- Occupation: performance artist
- Years active: 2003–present

= Brian Feldman (artist) =

American fringe theater performance artist

Brian Feldman (born April 1, 1981) is an American fringe theatre performance artist whose work often involves "bizarre feats of endurance".

==Background==
Feldman was raised in Orlando, Florida, where as a child he performed in television commercials for Disney and Nickelodeon. His parents, Edward Feldman and Marilyn Wattman-Feldman, and sister, Adrienne McIntosh, have all participated in his performance art. He is based in Washington, DC and Orlando, and has received fellowships from the DC Commission on the Arts and Humanities and the Florida Division of Cultural Affairs.

==Performances==

Feldman's first performance art piece, staged in 2003, was The Feldman Dynamic, in which Feldman, his parents, and sister have dinner onstage before an audience.
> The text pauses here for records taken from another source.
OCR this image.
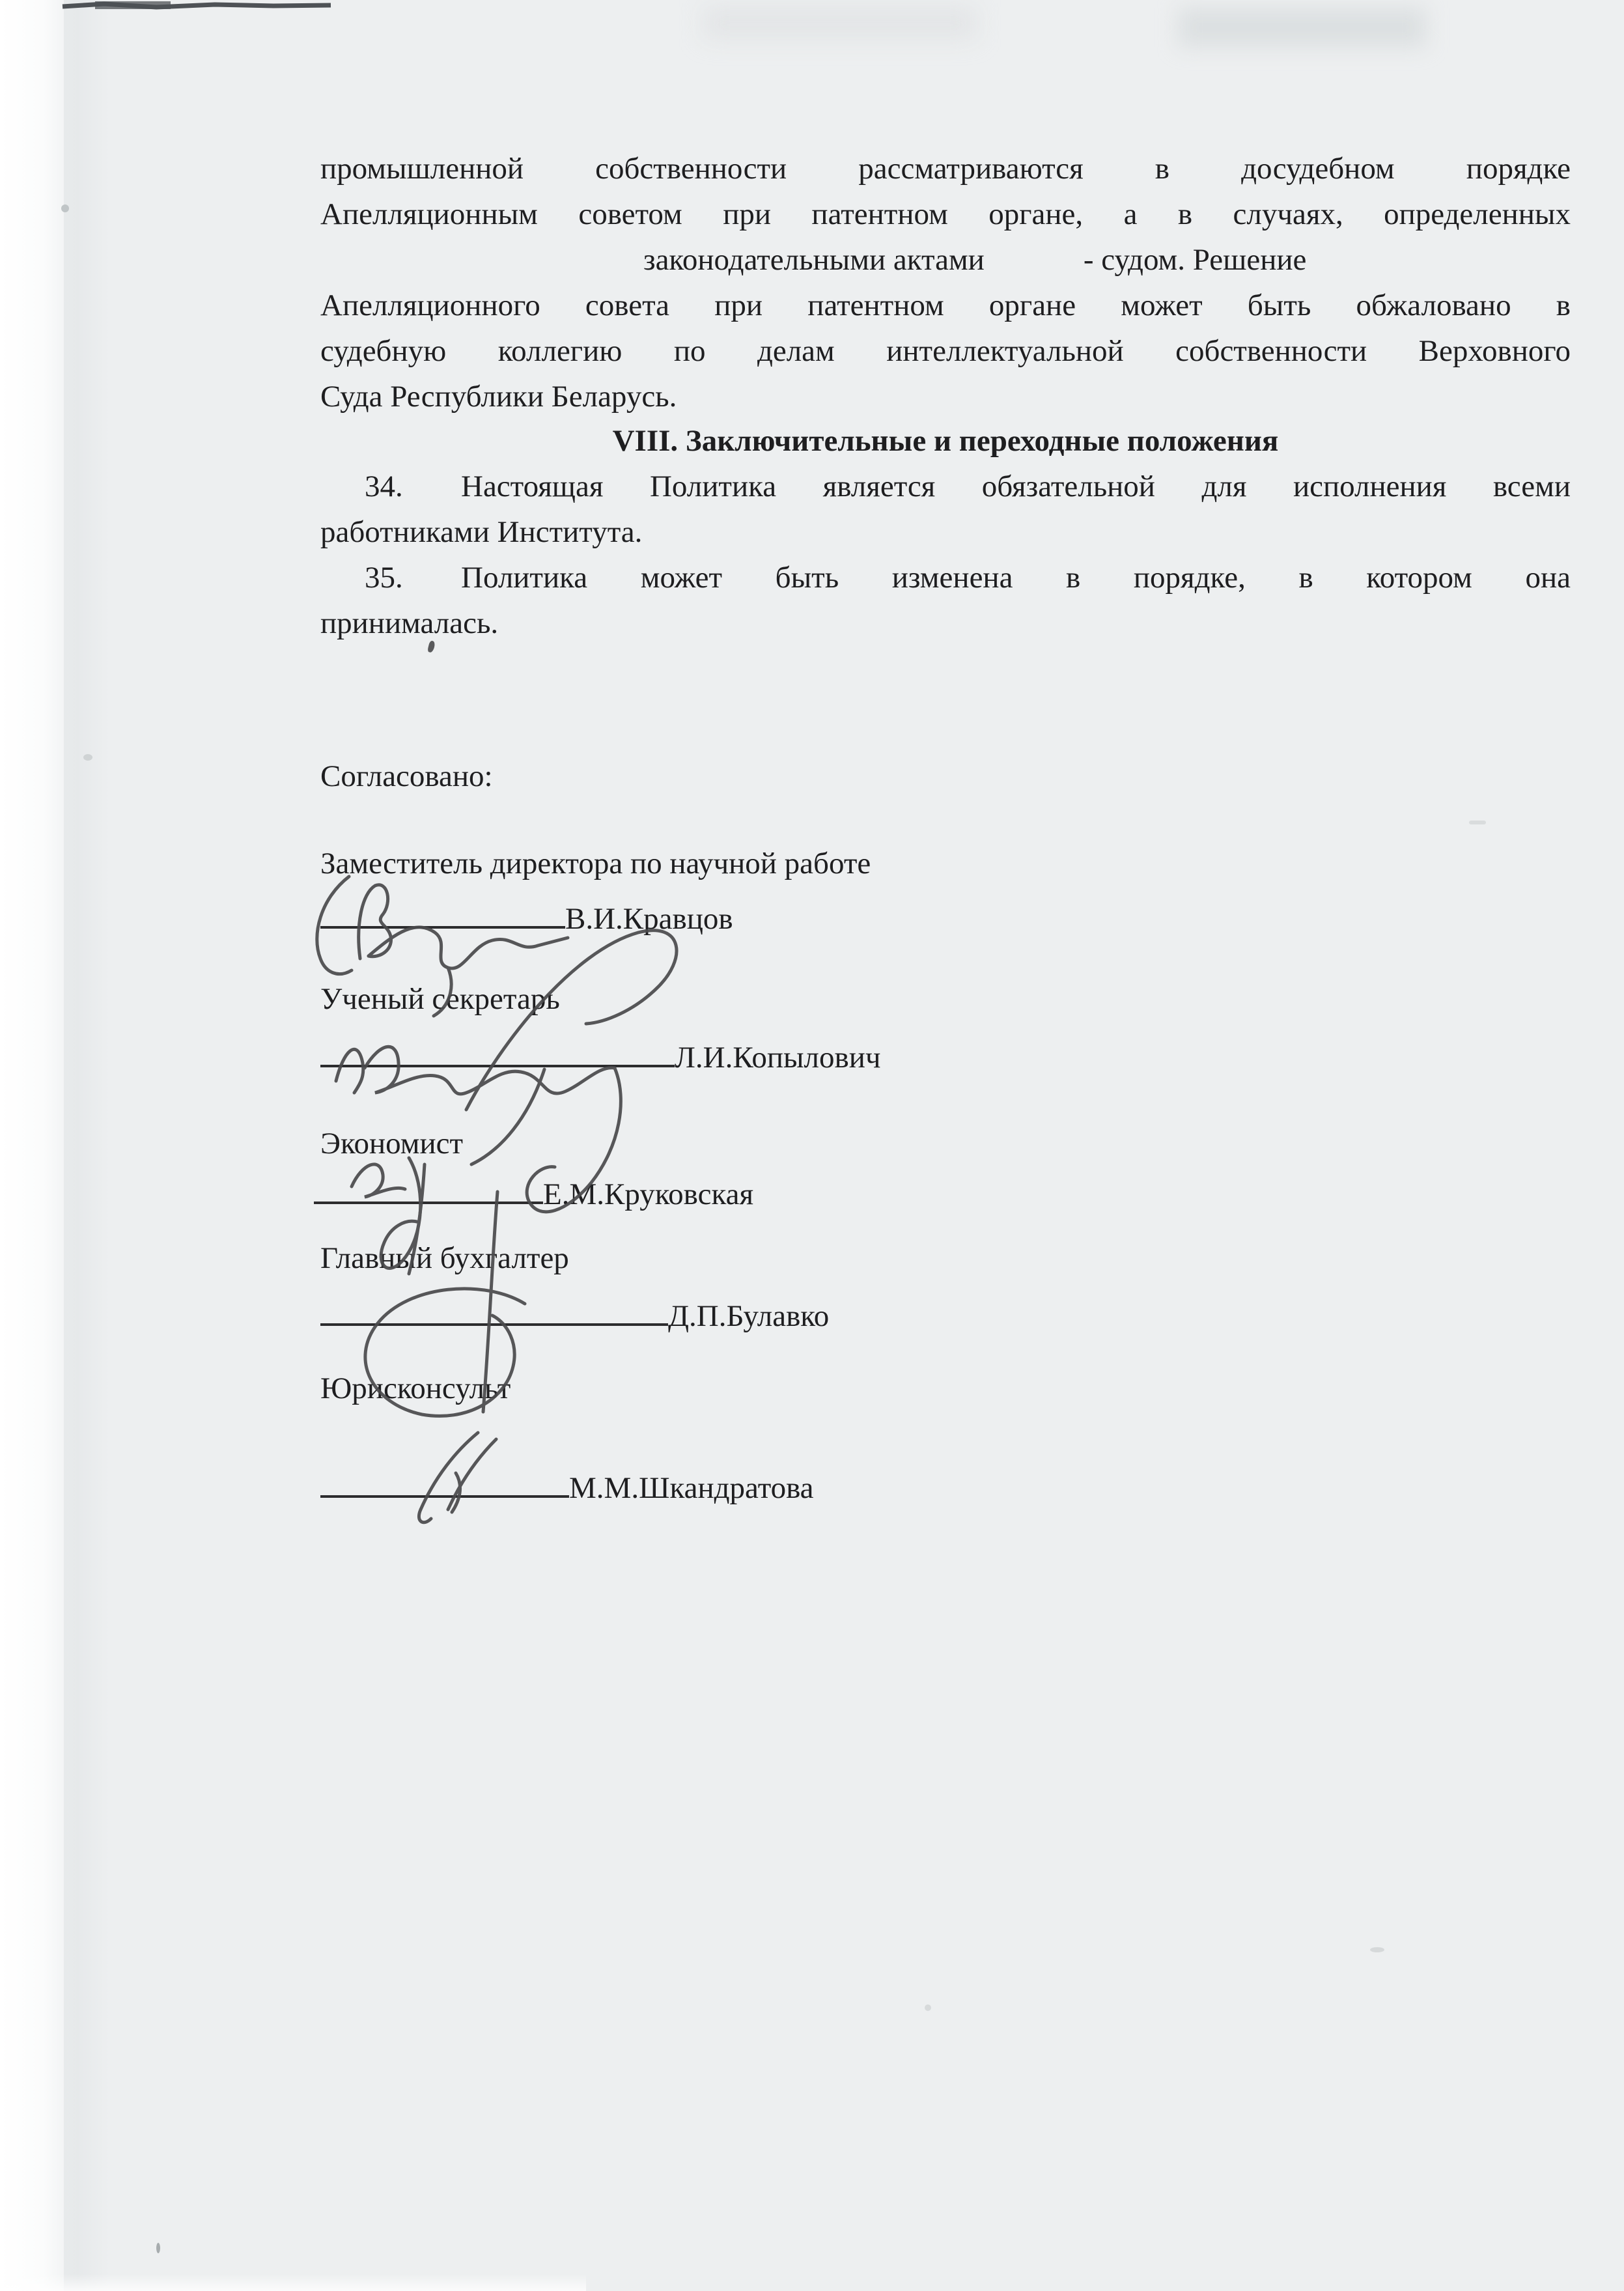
промышленной собственности рассматриваются в досудебном порядке
Апелляционным советом при патентном органе, а в случаях, определенных
законодательными актами	- судом. Решение
Апелляционного совета при патентном органе может быть обжаловано в
судебную коллегию по делам интеллектуальной собственности Верховного
Суда Республики Беларусь.
VIII. Заключительные и переходные положения
34. Настоящая Политика является обязательной для исполнения всеми
работниками Института.
35. Политика может быть изменена в порядке, в котором она
принималась.
Согласовано:
Заместитель директора по научной работе
В.И.Кравцов
Ученый секретарь
Л.И.Копылович
Экономист
Е.М.Круковская
Главный бухгалтер
Д.П.Булавко
Юрисконсульт
М.М.Шкандратова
The Feldman Dynamic was later staged as part of the New York Fringe Festival.

Other shows involving his parents have included 24 Hour Embrace on Father's Day in 2011, in which Feldman and his father hugged 24 hours inside a boxing ring, and 24 Minute Embrace on Mother's Day in 2015, in which Feldman and his mother hugged for 24 minutes each in Orlando, Washington, DC, and Philadelphia.

In a 2010 piece designed to protest Florida's laws against same-sex marriage, called Brian Feldman Marries Anybody, Feldman "promised to legally marry any woman who showed up at the Orange County Courthouse at a specific date and time". Feldman married "relative stranger" Hannah Miller, and the marriage was annulled in 2011.

In the show Dishwasher, Feldman goes to an audience member's home, washes their dishes, and then performs a monologue of the audience member's choosing, ending with the question: "Am I a better actor or dishwasher?" Dishwasher has been performed in Central Florida and in DC as part of the Capital Fringe Festival.

Other Feldman performances include txtshow in DC, in which Feldman gives audience members anonymous Twitter accounts, and then sits onstage reading out messages as they come in; Brian Feldman's William Shakespeare's Macbeth, where he repeated the word "Macbeth" more than 17,000 times over nearly three hours in an amphitheater at Orlando's Lake Eola Park, while wearing a hockey mask in front of an audience given earplugs; and Wawa Shabbawa, in DC and Florida, a shabbat dinner held at a Wawa convenience store.

In 2018, Feldman staged 8 Wards, 8 Nights, an unscripted family dinner performance presented on each night of Hanukkah in a different ward of Washington, D.C. The performances included the lighting of Hanukkah candles, and $2 from each ticket was donated to an organization working in the ward where that night’s performance took place.

==Interpretation==
Feldman's art frequently makes use of repetition, the passage of time, and audience participation, often revealing "more about the people seeing the show than" about himself. Feldman's work has been compared to Tehching Hsieh and Marina Abramović, but "more playful". Feldman has said of his work: "It’s a little terrifying and fear is a driving force. Fear of the unknown is exciting."